IEA(国際エネルギー機関)が発表した「グローバル・EV・アウトルック 2022」によると、2021年には世界全体で約660万台の電気自動車(EV)やプラグインハイブリッド車(PHV)が販売されたようです。いうまでもなく、この数字は過去最高となるものです。

■急増するEV、それをけん引するのはやはり中国と欧州

 日本を含む31の加盟国で運営されるIEA(国際エネルギー機関)はこのほど、「グローバル・EV・アウトルック 2022(世界EV見通し2022)」を発表し、電気自動車(EV)をはじめとする自動車の電動化についての現状をまとめました。
 
 今回の発表のハイライトとなったのは、2021年における世界全体のEVおよびプラグインハイブリッド車(PHV)の販売台数が、前年比2.2倍となる約660万台を記録したというものです。このうちの約7割がEVとなっています。

 地域別に見ると、中国が333万台(前年比2.9倍)、欧州が228万台(前年比1.7倍)、米国が63万台(前年比2.1倍)となっており、依然として中国がけん引していることがうかがえます。

 2020年の世界全体のEV・PHV販売台数が316万台であったため、2021年の中国だけでその数字を超えた計算になります。

 また、中国はEV・PHVの新車販売のうち82%がEVとなっています。米国が73.9%、欧州が53.9%であることを考えると、中国のEV普及は世界トップクラスのスピードで進んでいることがわかります。

 一方、内燃機関車も含めた新車販売台数全体の比率で見ると、欧州は17%、中国は16%、米国は4.5%となっており中国も含めて依然として内燃機関車が優勢となっています。

 日本自動車販売協会連合会の統計では、日本の登録車におけるEV・PHVの販売台数比率は約2%であり欧州や中国はもちろん、米国と比べても低いことがわかります。

 しかし、ここにハイブリッド車(HV)も含めるとその割合は約45%にまで跳ね上がるため、日本の自動車における電動化はHVとともに進んでいることがうかがえます。

 また、購入可能なEV・PHVのモデル数を見ると中国は298(前年比13%増)、欧州は184(前年比26%増)、米国は63(前年比24%増)と、中国が圧倒的です。ちなみに、日本は2021年時点で30モデル程度となっています。

 IEAでは、EVの課題といわれることの多い航続距離についても、着実に進化していると指摘します。

 2017年には243kmとなっていた航続距離の世界平均は、2021年には100km以上の伸長し、349kmとなったとしています。

 EV購入支援を目的とした政府の補助金総額についても、中国が12億5000万ドル(前年比2.2倍)、欧州も12億5000万ドル(前年比1.6倍)と圧倒的です。

 米国は2億ドルとなっていますが、前年の3.3倍と伸長率では中国や欧州をしのぎます。ただ、中国や米国に関しては、EV1台あたりの補助額は、2016年時点と比べて減少傾向にあると指摘されています。

 日本の場合、経済産業省による2021年度の「クリーンエネルギー自動車導入促進補助金(CEV補助金)」は300億円(約2億3500万ドル)規模であり、新車販売台数規模から見ると十分健闘していることがわかります。

 また、EVの普及に欠かせない充電器の数も着実に増えているようです。2021年時点のEV充電器の数は前年比37.2%増の178万個となっており、そのうち急速充電器は47.4%増の57万個となっています。
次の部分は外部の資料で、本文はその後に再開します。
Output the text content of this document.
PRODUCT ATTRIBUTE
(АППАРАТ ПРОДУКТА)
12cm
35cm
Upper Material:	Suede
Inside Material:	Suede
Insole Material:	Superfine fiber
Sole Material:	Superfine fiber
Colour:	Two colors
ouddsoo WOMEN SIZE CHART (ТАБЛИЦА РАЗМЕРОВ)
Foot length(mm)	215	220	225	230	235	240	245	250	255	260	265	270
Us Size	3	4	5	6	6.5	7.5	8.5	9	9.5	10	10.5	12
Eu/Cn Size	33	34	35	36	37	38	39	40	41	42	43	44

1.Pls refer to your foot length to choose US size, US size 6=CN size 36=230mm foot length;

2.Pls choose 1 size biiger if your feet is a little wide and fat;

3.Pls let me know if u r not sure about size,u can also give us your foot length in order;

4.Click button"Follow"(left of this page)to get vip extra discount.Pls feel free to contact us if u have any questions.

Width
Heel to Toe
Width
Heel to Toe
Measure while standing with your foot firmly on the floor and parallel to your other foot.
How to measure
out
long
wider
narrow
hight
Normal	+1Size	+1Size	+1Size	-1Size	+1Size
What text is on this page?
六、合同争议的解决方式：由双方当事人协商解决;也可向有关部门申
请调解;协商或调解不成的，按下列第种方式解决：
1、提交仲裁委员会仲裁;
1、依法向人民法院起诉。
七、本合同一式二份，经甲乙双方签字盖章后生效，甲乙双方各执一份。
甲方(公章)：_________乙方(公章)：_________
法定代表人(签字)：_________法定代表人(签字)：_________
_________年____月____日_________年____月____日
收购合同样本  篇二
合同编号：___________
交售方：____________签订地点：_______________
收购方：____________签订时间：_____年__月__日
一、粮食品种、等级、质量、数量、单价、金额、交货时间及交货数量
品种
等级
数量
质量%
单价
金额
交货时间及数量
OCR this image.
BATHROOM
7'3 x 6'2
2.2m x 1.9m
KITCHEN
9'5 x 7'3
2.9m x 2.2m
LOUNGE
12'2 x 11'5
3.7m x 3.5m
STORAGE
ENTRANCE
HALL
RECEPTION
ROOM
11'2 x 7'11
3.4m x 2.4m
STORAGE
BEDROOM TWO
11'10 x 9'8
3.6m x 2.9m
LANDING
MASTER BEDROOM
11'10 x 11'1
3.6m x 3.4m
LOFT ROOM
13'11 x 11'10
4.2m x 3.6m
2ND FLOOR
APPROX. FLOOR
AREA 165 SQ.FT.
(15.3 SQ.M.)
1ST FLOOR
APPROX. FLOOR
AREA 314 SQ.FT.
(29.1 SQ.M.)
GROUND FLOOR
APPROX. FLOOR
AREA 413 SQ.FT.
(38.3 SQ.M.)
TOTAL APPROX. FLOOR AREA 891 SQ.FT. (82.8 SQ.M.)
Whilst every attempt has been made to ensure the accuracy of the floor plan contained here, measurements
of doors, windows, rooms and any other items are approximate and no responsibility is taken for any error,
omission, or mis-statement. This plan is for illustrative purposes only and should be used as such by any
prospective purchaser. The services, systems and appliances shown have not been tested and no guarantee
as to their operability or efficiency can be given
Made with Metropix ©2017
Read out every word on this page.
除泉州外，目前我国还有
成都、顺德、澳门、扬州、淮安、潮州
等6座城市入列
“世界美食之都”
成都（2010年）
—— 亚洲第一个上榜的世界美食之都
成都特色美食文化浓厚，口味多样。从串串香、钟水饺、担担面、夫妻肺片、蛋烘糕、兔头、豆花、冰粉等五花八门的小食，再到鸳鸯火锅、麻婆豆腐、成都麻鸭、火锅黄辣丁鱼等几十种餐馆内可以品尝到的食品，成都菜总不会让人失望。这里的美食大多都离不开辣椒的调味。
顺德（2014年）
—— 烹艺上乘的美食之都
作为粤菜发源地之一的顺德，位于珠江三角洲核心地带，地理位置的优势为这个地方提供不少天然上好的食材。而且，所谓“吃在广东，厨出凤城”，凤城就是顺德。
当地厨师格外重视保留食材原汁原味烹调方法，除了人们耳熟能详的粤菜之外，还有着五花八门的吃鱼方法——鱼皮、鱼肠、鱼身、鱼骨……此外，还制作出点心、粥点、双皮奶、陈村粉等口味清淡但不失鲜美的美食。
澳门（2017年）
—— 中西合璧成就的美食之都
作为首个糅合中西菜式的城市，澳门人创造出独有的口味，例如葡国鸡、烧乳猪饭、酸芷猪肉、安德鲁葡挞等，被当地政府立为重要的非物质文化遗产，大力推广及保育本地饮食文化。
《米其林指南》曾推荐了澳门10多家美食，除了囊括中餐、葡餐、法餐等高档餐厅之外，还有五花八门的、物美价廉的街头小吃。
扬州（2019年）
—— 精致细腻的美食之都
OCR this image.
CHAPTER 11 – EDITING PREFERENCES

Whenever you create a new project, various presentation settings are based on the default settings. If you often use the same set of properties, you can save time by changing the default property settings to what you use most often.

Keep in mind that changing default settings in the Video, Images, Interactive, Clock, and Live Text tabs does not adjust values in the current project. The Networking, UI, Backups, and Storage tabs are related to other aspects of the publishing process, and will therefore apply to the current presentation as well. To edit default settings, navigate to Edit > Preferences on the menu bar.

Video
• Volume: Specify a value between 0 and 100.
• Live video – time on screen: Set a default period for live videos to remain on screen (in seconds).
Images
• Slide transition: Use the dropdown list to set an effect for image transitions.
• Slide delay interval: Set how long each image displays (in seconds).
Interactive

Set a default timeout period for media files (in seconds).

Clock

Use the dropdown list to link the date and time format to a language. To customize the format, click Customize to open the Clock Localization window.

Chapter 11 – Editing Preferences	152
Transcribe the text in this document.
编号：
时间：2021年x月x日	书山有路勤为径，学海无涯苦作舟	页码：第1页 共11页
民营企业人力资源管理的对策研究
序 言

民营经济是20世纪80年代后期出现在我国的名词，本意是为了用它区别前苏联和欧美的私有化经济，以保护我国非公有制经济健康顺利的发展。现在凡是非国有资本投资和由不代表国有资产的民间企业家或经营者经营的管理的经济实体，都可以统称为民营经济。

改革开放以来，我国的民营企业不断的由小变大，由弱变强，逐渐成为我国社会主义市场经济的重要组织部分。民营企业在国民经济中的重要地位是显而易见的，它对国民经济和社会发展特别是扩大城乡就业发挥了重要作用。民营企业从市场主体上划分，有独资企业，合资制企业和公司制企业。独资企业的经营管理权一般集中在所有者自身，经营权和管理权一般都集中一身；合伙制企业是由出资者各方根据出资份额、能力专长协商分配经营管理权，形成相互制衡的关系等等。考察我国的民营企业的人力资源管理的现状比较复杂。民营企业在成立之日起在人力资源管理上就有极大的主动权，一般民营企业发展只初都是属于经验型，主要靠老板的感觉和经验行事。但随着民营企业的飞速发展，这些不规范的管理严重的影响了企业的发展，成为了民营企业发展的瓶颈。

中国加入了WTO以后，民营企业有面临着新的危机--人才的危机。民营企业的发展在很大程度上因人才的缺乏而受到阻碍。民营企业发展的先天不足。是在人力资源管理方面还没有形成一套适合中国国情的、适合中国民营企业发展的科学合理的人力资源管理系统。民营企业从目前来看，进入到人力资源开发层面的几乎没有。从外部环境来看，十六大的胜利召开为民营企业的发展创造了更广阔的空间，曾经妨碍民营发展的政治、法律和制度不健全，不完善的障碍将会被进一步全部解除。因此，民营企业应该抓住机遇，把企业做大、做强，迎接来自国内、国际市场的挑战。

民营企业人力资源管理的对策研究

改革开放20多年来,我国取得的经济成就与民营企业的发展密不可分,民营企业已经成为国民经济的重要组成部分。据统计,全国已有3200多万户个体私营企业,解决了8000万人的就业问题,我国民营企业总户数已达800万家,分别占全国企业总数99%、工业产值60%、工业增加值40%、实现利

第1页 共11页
 しかし、急速充電器のうち、全体の8割以上となる47万個が中国となっており、地域差があるようです。

■乗用車と商用車における今後のEV・PHVの新車販売台数予測は?

「グローバル・EV・アウトルック 2022」では、乗用車と商用車における、今後のEV・PHVの新車販売台数予測も示されています。

 各国における現在の政策や目標を考慮した「公表政策シナリオ」では、2025年に世界全体で1800万台、2030年には3000万台超のEV・PHVが販売されると見込まれています。

 この数字は、内燃機関車を含む新車販売台数全体の、それぞれ13%と20%超にあたります。

 この数字には、充電インフラが十分ではない新興国なども含まれています。中国や欧州だけに絞れば、その割合は大きく跳ね上がることが予測されています。

今後は日本でもEVが増えてくるのか? (画像は日産が発表した軽EVのサクラ)今後は日本でもEVが増えてくるのか? (画像は日産が発表した軽EVのサクラ)

 IEAによって発表された今回のレポートを見ると、自動車の電動化は中国や欧州がけん引していることがわかります。

 その背景には、多額の補助金による強力な後押しがあることがうかがえますが、その一方で、中国では1台あたりの補助額が減少傾向にあります。これはすでにEVが普及期に入ったことを意味しています。

 日本を見ると、EV・PHVの割合は欧米や中国よりも低いようですが、HVを含めると世界でもトップクラスの「エコカー大国」となります。また、燃料電池車(FCV)を実用販売している数少ない国のひとつでもあります。

 EVの普及に関する政策は、国家百年の計を担ううえで重要なエネルギー安全保障の問題に直結するものです。

 EV推進によるメリットは多い一方で、解決しなければならない課題も多いのが実情です。

 各国政府や自動車メーカー、そしてユーザー自身が、今後どのような選択肢をとっていくべきかについて、冷静かつ慎重な議論が求められています。